On 1/14/24 9:46 AM, Tom Lane wrote:
Ron Johnson<ronljohnsonjr@xxxxxxxxx> writes:
You can't scan just one column of a row-oriented table.
Technically you kinda can, depending on your definition of "scan".
The real question is why it mentions c2.
The planner did that so that the SeqScan step doesn't have to
perform a projection: it can just return (a pointer to)

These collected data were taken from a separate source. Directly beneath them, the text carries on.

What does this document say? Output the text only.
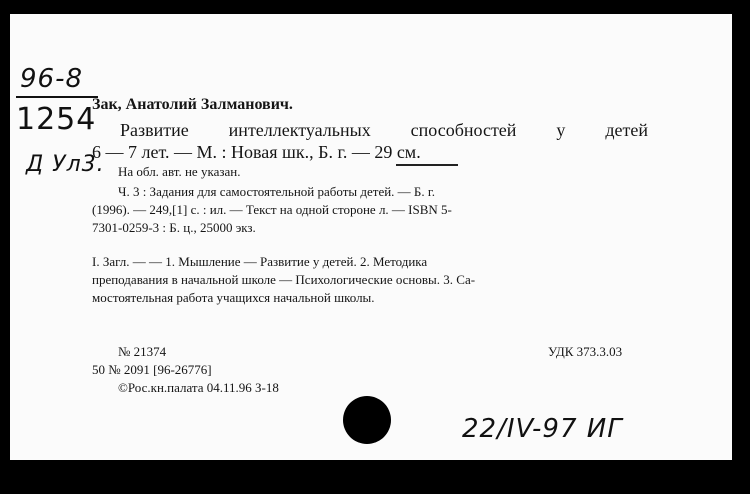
96-8
1254
Д Ул3.
Зак, Анатолий Залманович.
Развитие интеллектуальных способностей у детей
6 — 7 лет. — М. : Новая шк., Б. г. — 29 см.
На обл. авт. не указан.
Ч. 3 : Задания для самостоятельной работы детей. — Б. г.
(1996). — 249,[1] с. : ил. — Текст на одной стороне л. — ISBN 5-
7301-0259-3 : Б. ц., 25000 экз.
I. Загл. — — 1. Мышление — Развитие у детей. 2. Методика
преподавания в начальной школе — Психологические основы. 3. Са-
мостоятельная работа учащихся начальной школы.
№ 21374	УДК 373.3.03
50 № 2091 [96-26776]
©Рос.кн.палата 04.11.96 З-18
22/IV-97 ИГ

the physical tuple it found in the table, without doing extra
work to form a tuple containing only c1.
The piece of info that's not mentioned here is how tuples (rows) are
actually processed to extract individual datums (columns). The full
details are in heap_deform_tuple() in backend/access/common/heaptuple.c,
but the general gist is that (ignoring nulls) to read a tuple the code
has to go datum by datum, computing the size of each datum to determine
the physical location of the *next* datum. So if you want the 3rd datum
in a tuple, you need to calculate the size of the 1st datum to see where
the 2nd datum lives, and then compute the size of the 2nd datum to see
where the 3rd one lives.
In this example, if c1 is literally the first column in the table, then
heap_deform_tuple is free to ignore everything else in the tuple, so
long as the code calling heap_deform_tuple() knows to ask for only 1 datum.
If all that sounds kinda expensive and tedious: you're right, it is, and
it's why deforming tuples is generally done as late as possible. Based
on what Tom's saying, in 9.6+ the HashAggregate code would be calling
heap_deform_tuple(), and I'd expect it to only be retrieving c1. Without
going through all the code, I think what's happening in 9.4 is the
projection ends up calling heap_deform_tuple instead of the HashAgg
code. It's still only grabbing c1; it's just doing it sooner rather than
later. In this particular case I don't think it'd make much difference,
but in more complicated queries it could certainly have a noticable effect.
Either way, the explain output is kinda confusing. IMO it'd be more
accurate if it said something like "Output: t1". And Ron's main point
that you're going to be reading an entire row of t1 from the OS is also
true.
BTW, there's another place where the code waits as long as possible to
access actual data in the hopes of avoiding needless work and that's
values that have been TOASTed. heap_deform_tuple() doesn't actually need
to de-toast data, so it will simply return a Datum that is a "pointer"
(not a C pointer) to the toasted data. That will only be detoasted if
something actually needs the actual data. In some cases that be a big
performance win.
--
Jim Nasby, Data Architect, Austin TX